El tipo de cambio del dólar estadounidense frente al peso mexicano mostró variaciones notables el 24 de julio de 2026, con una cotización de compra en 16.35 pesos y venta en 17.49 pesos en ventanilla de Banco Azteca. Al mismo tiempo, el precio del petróleo Brent descendió más de tres por ciento hasta 97.94 dólares por barril, mientras el WTI se ubicó en 92.71 dólares. Estos movimientos se producen tras un repunte previo del crudo que superó los 100 dólares, impulsado por interrupciones en el Mar Rojo y tensiones entre Estados Unidos, Israel e Irán.

El dólar canadiense cotizó en 10.55 pesos a la compra y 13.34 pesos a la venta en la misma institución. El Bitcoin, por su parte, abrió la jornada en 64 mil 354 pesos por unidad, equivalente a un millón 126 mil 476 pesos según el tipo de cambio local. Estos datos reflejan un entorno donde la fortaleza del billete verde coincide con una corrección en los energéticos y un repunte en activos digitales.

Perspectiva de los exportadores mexicanos

Para los sectores exportadores orientados a Estados Unidos, un dólar más caro reduce la competitividad de productos manufacturados y agrícolas. Empresas del sector automotriz y agroindustrial enfrentan márgenes más estrechos porque sus costos en pesos no se ajustan al mismo ritmo que los ingresos en dólares. Esta dinámica podría acelerar decisiones de relocalización de proveedores hacia otros países de América Latina con monedas más estables.

En cambio, las importadoras de bienes de capital ven alivio temporal en sus costos de adquisición, aunque la volatilidad del tipo de cambio obliga a contratos de cobertura más caros. La diferencia de percepciones entre ambos grupos muestra cómo una misma variación cambiaria genera ganadores y perdedores dentro de la misma cadena productiva.
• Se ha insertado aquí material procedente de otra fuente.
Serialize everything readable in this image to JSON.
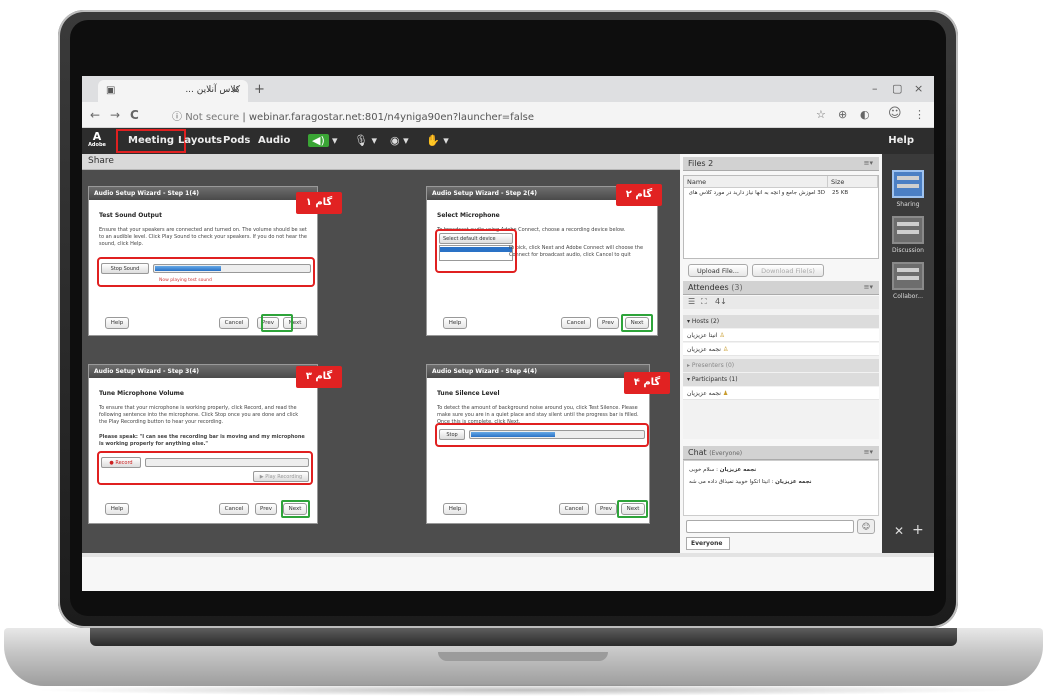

Dólar se fortalece ante caída del petróleo

Reacción de los ahorradores e inversionistas

Los tenedores de Bitcoin observan con atención cómo la criptomoneda gana terreno como alternativa ante la incertidumbre energética. El aumento registrado el viernes sugiere que parte del capital busca refugio fuera de los activos tradicionales, especialmente cuando los bonos globales mantienen rendimientos elevados por expectativas de inflación derivada del petróleo. Esta migración parcial de recursos hacia criptoactivos añade presión sobre el sistema financiero tradicional mexicano.

Los bancos comerciales, por otro lado, ajustan sus carteras de bonos y derivados para protegerse de posibles alzas en tasas de interés. El hecho de que los rendimientos de deuda mundial permanezcan cerca de máximos de varias décadas indica que el mercado anticipa políticas monetarias más restrictivas en varios países, incluida México.
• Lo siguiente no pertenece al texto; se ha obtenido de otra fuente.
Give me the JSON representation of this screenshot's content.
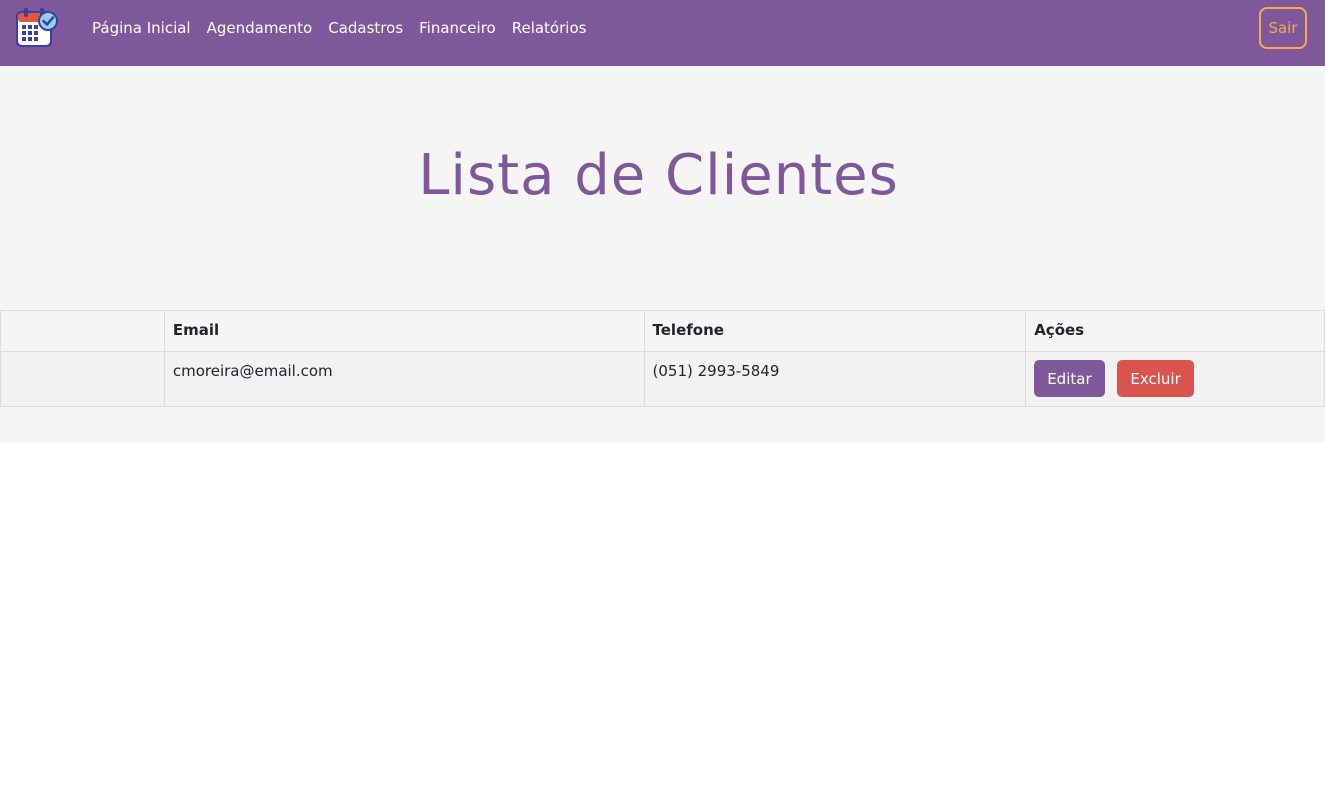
{
  "nav": {
    "items": [
      {
        "label": "Página Inicial"
      },
      {
        "label": "Agendamento"
      },
      {
        "label": "Cadastros"
      },
      {
        "label": "Financeiro"
      },
      {
        "label": "Relatórios"
      }
    ],
    "logout_label": "Sair",
    "logo_icon": "calendar-check-icon"
  },
  "page": {
    "title": "Lista de Clientes"
  },
  "table": {
    "headers": {
      "name": "",
      "email": "Email",
      "phone": "Telefone",
      "actions": "Ações"
    },
    "rows": [
      {
        "name": "",
        "email": "cmoreira@email.com",
        "phone": "(051) 2993-5849",
        "edit_label": "Editar",
        "delete_label": "Excluir"
      }
    ]
  },
  "colors": {
    "primary": "#7e589b",
    "warning": "#f0ad4e",
    "danger": "#d9534f",
    "content_bg": "#f5f5f5"
  }
}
El papel de las tensiones geopolíticas

La caída del petróleo pese a los riesgos en Oriente Medio revela que los operadores dudan de la duración de las interrupciones en el Mar Rojo. Si las rutas energéticas se normalizan más rápido de lo esperado, el precio del crudo podría seguir descendiendo y reducir los ingresos fiscales del gobierno mexicano. Esta posibilidad contrasta con el escenario de escalada militar que elevaría nuevamente las cotizaciones y beneficiaría a Pemex, aunque aumentaría la inflación importada.

El gobierno enfrenta así un dilema: mayor recaudación por petróleo caro implica mayor costo de vida para la población, mientras que un crudo barato alivia la inflación pero reduce recursos para programas sociales. Las decisiones de política fiscal de los próximos meses dependerán en gran medida de cómo evolucionen estos dos factores.

Escenarios para el segundo semestre

Si el dólar mantiene su fortaleza, el Banco de México podría verse presionado a elevar tasas para contener salidas de capital, lo que encarecería el crédito para empresas y hogares. Alternativamente, una resolución parcial del conflicto en Oriente Medio podría estabilizar el petróleo alrededor de 90 dólares, permitiendo un tipo de cambio más predecible entre 17 y 17.50 pesos.

El Bitcoin, mientras tanto, podría consolidarse como indicador adelantado de aversión al riesgo regional. Su comportamiento durante episodios de tensión geopolítica sugiere que los inversionistas minoristas mexicanos están diversificando fuera del sistema bancario tradicional con mayor rapidez que en ciclos anteriores.

El riesgo principal radica en una combinación de dólar alto y petróleo volátil que eleve simultáneamente los costos de importación y reduzca los ingresos petroleros. En ese caso, la economía mexicana enfrentaría un escenario de crecimiento bajo con inflación persistente, obligando a ajustes fiscales y monetarios más agresivos de lo previsto a inicios de año.